The next drug we hope to bring to the end of phase III is CEP-701 (lestaurtinib). This drug, among other activities, inhibits a number of kinases, including one called FLT-3, which is expressed and gives a poor prognosis to a subgroup of about 25—30% of patients with acute myeloid leukemia (AML). CEP-701 is currently in a phase III study in patients with relapsed AML. We hope to complete the recruitment for that study this year, and if that’s positive, we hope to submit to the FDA for consideration during 2009. That drug also has activity against a target known as JAK2/STAT, which has become widely known as an important target in myeloproliferative disorders such as polycythemia, essential thrombocytosis, and myelofibrosis. It is currently in phase II in that setting. Earlier in the pipeline is CEP-11981, which is targeted at the VEGFR receptor and the TIE-2/pan kinase receptor. TIE-2 is another angiogenesis pathway, and we’re hoping that by targeting more than one angiogenesis pathway, we may be able to see greater efficacy relative to the other smallmolecule angiogenesis inhibitors. CEP-18770 is in phase I testing. It is a proteasome inhibitor that we hope to explore in programs focusing on myeloma therapy.
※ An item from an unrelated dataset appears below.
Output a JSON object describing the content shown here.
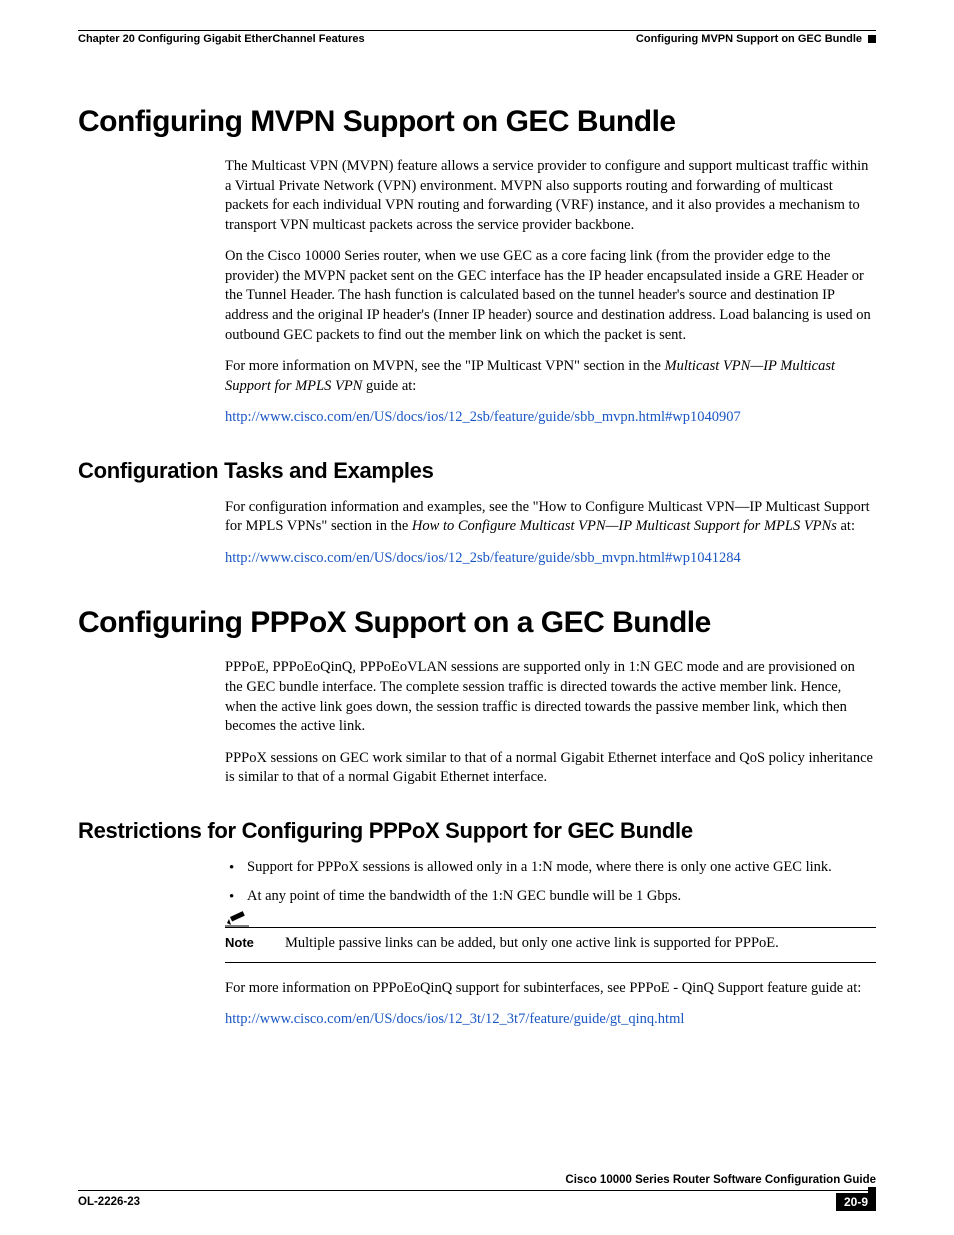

Also in the pipeline, the next IND that we hope to submit would be for a PARP inhibitor, which we would see as a potential chemosensitizer for solid or hematologic malignancies.
The next program after that is an anaplastic lymphoma kinase (ALK) receptor tyrosine kinase inhibitor that we hope will have efficacy in a subgroup of patients with lymphoma and, interestingly, in a subgroup of patients with small-cell lung cancer. Overall, we are looking broadly at anti-proliferation targets and survival pathway targets that will take us into a broad range of both solid tumors and hematologic malignancies. The sheer amount of effort that is going into this area at the moment is starting to really bear some fruit, and the emphasis on the pathways that we’ve talked about and the technologies that are coming through means that there isn’t any single answer to what is the most promising approach. There is so much focused research going on leading to greater understanding of the unmet medical needs and an improved understanding of the genetics and biology of the disease that we really are making some progress. All the new science that has become available over the last 20 years is now translating into new therapeutics for patients. I think that is really exciting.